Sekretaris Konferensi Serikat Pekerja Indonesia, Aulia Hakim mengungkapkan, tiga tuntutan tersebut adalah yang pertama yaitu menolak kenaikan harga BBM. Kedua adalah cabut Omnibus Law dan UU Cipta Kerja beserta turunannya.
“Ketiga, naikkan UMK tahun 2023 di 35 kabupaten/kota di Jawa Tengah Sebesar 13 persen. Kaitannya, karena lonjakan inflasi dan pertumbuhan ekonomi dari dampak kenaikan BBM, kenaikkan upah sejumlah itu adalah yang paling ideal,” kata dia, melalui keterangan tertulis, Rabu (21/9/2022).
Permintaan kenaikan upah tersebut, lantaran Menteri Ketenagakerjaan sudah mengumumkan jika Pemerintah dalam menghitung kenaikan UMK 2023 kembali menggunakan PP 36/2021.
Padahal besaran itu tidak akan sebanding dengan kenaikan harga di berbagai sektor yang terdampak oleh kenaikan BBM.
Unjuk Rasa di Berbagai Daerah, Tiga Tuntutan Buruh Akibat Dampak Kenaikan BBM Subsidi
Berbagai aksi penolakan terjadi di sejumlah daerah di Indonesia.
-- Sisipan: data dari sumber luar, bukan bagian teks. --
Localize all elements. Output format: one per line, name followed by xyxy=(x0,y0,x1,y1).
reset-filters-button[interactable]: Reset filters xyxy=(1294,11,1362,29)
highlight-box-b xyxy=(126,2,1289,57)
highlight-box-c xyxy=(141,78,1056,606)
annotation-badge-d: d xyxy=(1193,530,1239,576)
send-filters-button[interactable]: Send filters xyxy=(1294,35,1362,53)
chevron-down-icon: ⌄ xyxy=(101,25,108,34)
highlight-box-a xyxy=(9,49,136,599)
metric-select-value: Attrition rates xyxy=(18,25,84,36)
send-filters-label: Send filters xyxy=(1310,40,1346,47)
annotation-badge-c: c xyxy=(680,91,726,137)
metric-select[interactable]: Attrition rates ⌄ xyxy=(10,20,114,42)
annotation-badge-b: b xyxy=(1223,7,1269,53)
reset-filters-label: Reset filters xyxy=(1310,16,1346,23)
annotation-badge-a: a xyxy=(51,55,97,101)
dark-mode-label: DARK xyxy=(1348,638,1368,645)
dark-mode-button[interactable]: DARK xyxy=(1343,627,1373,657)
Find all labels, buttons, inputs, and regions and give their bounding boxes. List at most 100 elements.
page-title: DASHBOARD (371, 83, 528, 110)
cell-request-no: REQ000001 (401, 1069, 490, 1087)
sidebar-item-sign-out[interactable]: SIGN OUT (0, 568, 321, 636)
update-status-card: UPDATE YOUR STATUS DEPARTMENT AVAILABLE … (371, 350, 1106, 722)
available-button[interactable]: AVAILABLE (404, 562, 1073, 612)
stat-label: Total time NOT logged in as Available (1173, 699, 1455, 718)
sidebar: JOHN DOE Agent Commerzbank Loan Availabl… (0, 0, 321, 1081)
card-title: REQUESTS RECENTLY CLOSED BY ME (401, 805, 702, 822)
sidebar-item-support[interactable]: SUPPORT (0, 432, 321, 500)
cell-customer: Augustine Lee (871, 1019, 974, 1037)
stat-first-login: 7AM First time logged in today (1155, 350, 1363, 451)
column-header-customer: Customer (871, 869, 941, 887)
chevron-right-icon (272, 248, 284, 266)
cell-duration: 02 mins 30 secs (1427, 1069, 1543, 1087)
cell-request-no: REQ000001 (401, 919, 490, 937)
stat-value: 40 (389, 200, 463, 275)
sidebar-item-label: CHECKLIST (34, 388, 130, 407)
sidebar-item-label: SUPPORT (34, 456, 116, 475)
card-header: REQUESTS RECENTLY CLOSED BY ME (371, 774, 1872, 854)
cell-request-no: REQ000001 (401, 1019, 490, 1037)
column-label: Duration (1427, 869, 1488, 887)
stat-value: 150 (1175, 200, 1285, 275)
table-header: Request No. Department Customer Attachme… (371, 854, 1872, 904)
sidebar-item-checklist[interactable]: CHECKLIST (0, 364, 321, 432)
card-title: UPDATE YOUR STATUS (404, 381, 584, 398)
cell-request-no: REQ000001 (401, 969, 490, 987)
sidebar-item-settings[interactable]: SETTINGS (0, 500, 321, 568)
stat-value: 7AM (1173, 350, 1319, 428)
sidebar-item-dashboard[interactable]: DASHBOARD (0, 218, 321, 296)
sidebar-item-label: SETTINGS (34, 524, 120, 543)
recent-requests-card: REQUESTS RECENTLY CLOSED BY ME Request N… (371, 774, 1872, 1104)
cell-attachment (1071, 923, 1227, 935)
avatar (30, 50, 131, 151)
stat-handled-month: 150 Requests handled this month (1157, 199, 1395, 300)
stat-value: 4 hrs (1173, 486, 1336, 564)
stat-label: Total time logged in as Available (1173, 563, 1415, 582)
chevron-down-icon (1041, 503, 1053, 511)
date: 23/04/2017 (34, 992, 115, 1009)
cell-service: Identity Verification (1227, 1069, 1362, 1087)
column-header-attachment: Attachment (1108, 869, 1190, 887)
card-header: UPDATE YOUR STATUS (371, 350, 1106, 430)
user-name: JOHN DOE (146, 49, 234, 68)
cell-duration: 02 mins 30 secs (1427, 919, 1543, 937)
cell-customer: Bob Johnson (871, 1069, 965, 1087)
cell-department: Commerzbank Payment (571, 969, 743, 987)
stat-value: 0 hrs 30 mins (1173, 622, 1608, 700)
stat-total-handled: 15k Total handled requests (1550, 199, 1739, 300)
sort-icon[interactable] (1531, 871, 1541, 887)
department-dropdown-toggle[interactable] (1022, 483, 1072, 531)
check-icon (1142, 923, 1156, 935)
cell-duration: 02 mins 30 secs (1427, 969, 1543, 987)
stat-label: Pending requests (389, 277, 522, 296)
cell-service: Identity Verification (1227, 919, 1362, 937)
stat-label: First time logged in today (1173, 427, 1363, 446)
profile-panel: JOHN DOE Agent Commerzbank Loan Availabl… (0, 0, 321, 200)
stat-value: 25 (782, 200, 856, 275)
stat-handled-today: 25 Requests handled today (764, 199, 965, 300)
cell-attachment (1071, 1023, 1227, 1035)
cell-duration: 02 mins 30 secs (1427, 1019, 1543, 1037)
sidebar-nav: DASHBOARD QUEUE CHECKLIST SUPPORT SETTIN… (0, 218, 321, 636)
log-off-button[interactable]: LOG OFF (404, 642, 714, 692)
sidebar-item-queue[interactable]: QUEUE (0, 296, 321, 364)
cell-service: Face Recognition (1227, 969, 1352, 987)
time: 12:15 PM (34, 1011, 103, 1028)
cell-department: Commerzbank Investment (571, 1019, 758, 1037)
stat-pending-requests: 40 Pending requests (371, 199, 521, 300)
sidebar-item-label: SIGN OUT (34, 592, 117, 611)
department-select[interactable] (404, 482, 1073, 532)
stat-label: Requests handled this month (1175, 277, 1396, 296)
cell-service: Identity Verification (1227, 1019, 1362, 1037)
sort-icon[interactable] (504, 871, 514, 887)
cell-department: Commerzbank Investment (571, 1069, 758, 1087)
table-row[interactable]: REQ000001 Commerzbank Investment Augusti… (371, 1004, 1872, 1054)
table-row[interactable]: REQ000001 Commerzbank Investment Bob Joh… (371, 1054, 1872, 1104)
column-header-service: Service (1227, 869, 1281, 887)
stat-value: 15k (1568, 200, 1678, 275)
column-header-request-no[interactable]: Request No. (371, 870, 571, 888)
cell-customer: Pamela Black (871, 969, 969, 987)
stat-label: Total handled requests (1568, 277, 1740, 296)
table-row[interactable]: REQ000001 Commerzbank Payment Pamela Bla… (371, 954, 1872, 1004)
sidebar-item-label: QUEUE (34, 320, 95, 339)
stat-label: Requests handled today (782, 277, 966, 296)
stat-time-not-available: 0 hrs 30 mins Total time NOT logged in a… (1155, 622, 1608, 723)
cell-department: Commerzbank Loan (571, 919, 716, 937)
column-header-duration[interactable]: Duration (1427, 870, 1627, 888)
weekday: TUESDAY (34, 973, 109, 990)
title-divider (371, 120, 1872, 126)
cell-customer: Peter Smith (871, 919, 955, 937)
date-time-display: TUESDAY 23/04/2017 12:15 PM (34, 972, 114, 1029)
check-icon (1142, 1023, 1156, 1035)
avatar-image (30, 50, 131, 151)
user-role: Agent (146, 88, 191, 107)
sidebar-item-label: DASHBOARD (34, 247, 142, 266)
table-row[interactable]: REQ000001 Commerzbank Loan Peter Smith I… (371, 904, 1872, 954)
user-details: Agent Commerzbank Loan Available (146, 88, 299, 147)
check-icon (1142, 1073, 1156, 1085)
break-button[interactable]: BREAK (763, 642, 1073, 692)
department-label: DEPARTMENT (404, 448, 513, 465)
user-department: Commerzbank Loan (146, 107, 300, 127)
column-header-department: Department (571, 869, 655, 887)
Untuk yang kesekian kalinya pula elemen buruh yang berafiliasi dengan Konfederasi Serikat Pekerja Indonesia (KSPI) Jawa Tengah bersama Partai Buruh Exco Jawa Tengah.
“Hal ini kami lakukan karena dengan kenaikan BBM, memacu kenaikan harga kebutuhan pokok yang saat ini mulai terasa imbasnya. Harga-harga kebutuhan lain pun juga akan terasa dampaknya,” bebernya.
Kenaikan harga tersebut, lanjut Luqman, akan berpotensi besar memicu lonjakan inflasi. Menurut perkiraan, inflasi bisa mencapai 8 persen.
“Jika kenaikan harga menjadi tidak terkendali, pada akhirnya akan menurunkan daya beli masyarakat. Terutama bagi buruh yang ada di Jawa Tengah yang terbilang sangat kecil upahnya,” lanjutnya.
Apalagi dengan aturan UU Cipta Kerja dan turunannya yang semakin mendekatkan ke jurang kemiskinan.
“Patut diduga tahun depan kenaikan upah buruh tidak jauh beda dengan kenaikan upah di tahun 2022,” terangnya.
Menurutnya, daripada pemerintah dengan mengalihkan subsidi BBM menjadi Bantuan Subsidi Upah (BSU), hal tersebut juga tidak akan berpengaruh besar untuk menaikkan daya beli dari masyarakat.
“Alih-alih memberikan BSU, alangkah lebih baiknya jika Pemerintah menaikkan UMK yang sebanding dengan kenaikan harga BBM agar daya beli masyarakat tetap terjaga dan inflasi dapat terkendali,” tandasnya.